Presidente tenta evitar fragmentação de partido, após reconhecer piora de sua saúde

Caracas Enquanto Hugo Chávez desembarcava em Cuba para a quarta cirurgia contra o câncer que ameaça lhe encurtar o mandato, na Venezuela seus partidários tentavam dar sinais de união. O próprio presidente, em discursos durante o fim de semana, defendeu reiteradas vezes a união e alertou contra o que chamou de "intrigas", indicando preocupação com o risco de fragmentação da aliança política que lidera.

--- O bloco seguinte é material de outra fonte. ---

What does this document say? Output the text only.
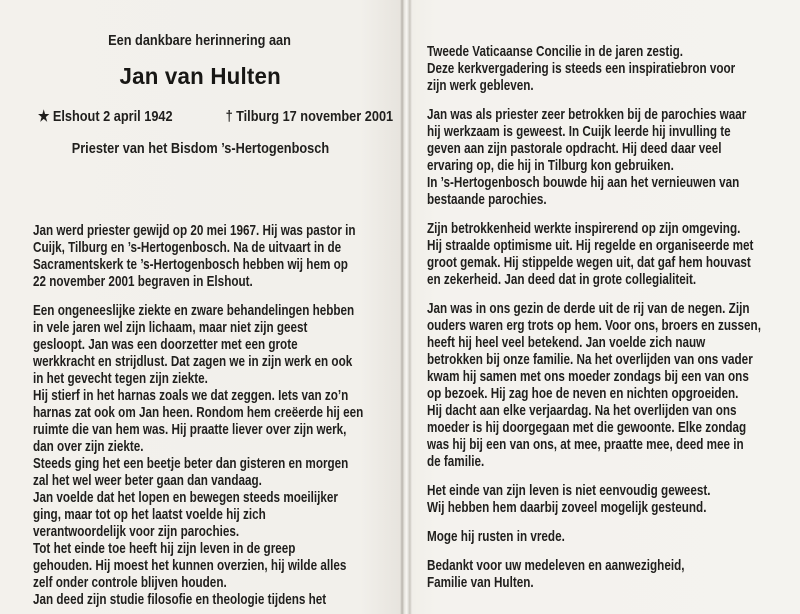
Een dankbare herinnering aan
Jan van Hulten
★ Elshout 2 april 1942	† Tilburg 17 november 2001
Priester van het Bisdom ’s-Hertogenbosch
Jan werd priester gewijd op 20 mei 1967. Hij was pastor in
Cuijk, Tilburg en ’s-Hertogenbosch. Na de uitvaart in de
Sacramentskerk te ’s-Hertogenbosch hebben wij hem op
22 november 2001 begraven in Elshout.
Een ongeneeslijke ziekte en zware behandelingen hebben
in vele jaren wel zijn lichaam, maar niet zijn geest
gesloopt. Jan was een doorzetter met een grote
werkkracht en strijdlust. Dat zagen we in zijn werk en ook
in het gevecht tegen zijn ziekte.
Hij stierf in het harnas zoals we dat zeggen. Iets van zo’n
harnas zat ook om Jan heen. Rondom hem creëerde hij een
ruimte die van hem was. Hij praatte liever over zijn werk,
dan over zijn ziekte.
Steeds ging het een beetje beter dan gisteren en morgen
zal het wel weer beter gaan dan vandaag.
Jan voelde dat het lopen en bewegen steeds moeilijker
ging, maar tot op het laatst voelde hij zich
verantwoordelijk voor zijn parochies.
Tot het einde toe heeft hij zijn leven in de greep
gehouden. Hij moest het kunnen overzien, hij wilde alles
zelf onder controle blijven houden.
Jan deed zijn studie filosofie en theologie tijdens het
Tweede Vaticaanse Concilie in de jaren zestig.
Deze kerkvergadering is steeds een inspiratiebron voor
zijn werk gebleven.
Jan was als priester zeer betrokken bij de parochies waar
hij werkzaam is geweest. In Cuijk leerde hij invulling te
geven aan zijn pastorale opdracht. Hij deed daar veel
ervaring op, die hij in Tilburg kon gebruiken.
In ’s-Hertogenbosch bouwde hij aan het vernieuwen van
bestaande parochies.
Zijn betrokkenheid werkte inspirerend op zijn omgeving.
Hij straalde optimisme uit. Hij regelde en organiseerde met
groot gemak. Hij stippelde wegen uit, dat gaf hem houvast
en zekerheid. Jan deed dat in grote collegialiteit.
Jan was in ons gezin de derde uit de rij van de negen. Zijn
ouders waren erg trots op hem. Voor ons, broers en zussen,
heeft hij heel veel betekend. Jan voelde zich nauw
betrokken bij onze familie. Na het overlijden van ons vader
kwam hij samen met ons moeder zondags bij een van ons
op bezoek. Hij zag hoe de neven en nichten opgroeiden.
Hij dacht aan elke verjaardag. Na het overlijden van ons
moeder is hij doorgegaan met die gewoonte. Elke zondag
was hij bij een van ons, at mee, praatte mee, deed mee in
de familie.
Het einde van zijn leven is niet eenvoudig geweest.
Wij hebben hem daarbij zoveel mogelijk gesteund.
Moge hij rusten in vrede.
Bedankt voor uw medeleven en aanwezigheid,
Familie van Hulten.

A piora de Chávez causou comoção entre seus aliados. Em Manágua, capital da Nicarágua, milhares fizeram vigília por sua saúde. Rafael Correa, presidente do Equador, cancelou compromissos e viajou a Havana para se encontrar com o venezuelano. A argentina Cristina Kirchner pediu a Deus "que devolva a saúde ao querido presidente Chávez", que "ajudou a Argentina quando ninguém a ajudava". O boliviano Evo Morales disse ter sentido "amargura" pela piora do estado de saúde de seu "irmão companheiro anti-imperialista e anticapitalista".

- Até a vitória sempre. Até a vida sempre! - disse Chávez, pouco antes de embarcar em Caracas, subindo as escadas do avião sem apoio.

Pelo Twitter, o ex-vice-presidente Elías Jaua contou ter dito a ele: "Vá e volte". Recebeu como resposta um "Claro que volto, Elías. Amém."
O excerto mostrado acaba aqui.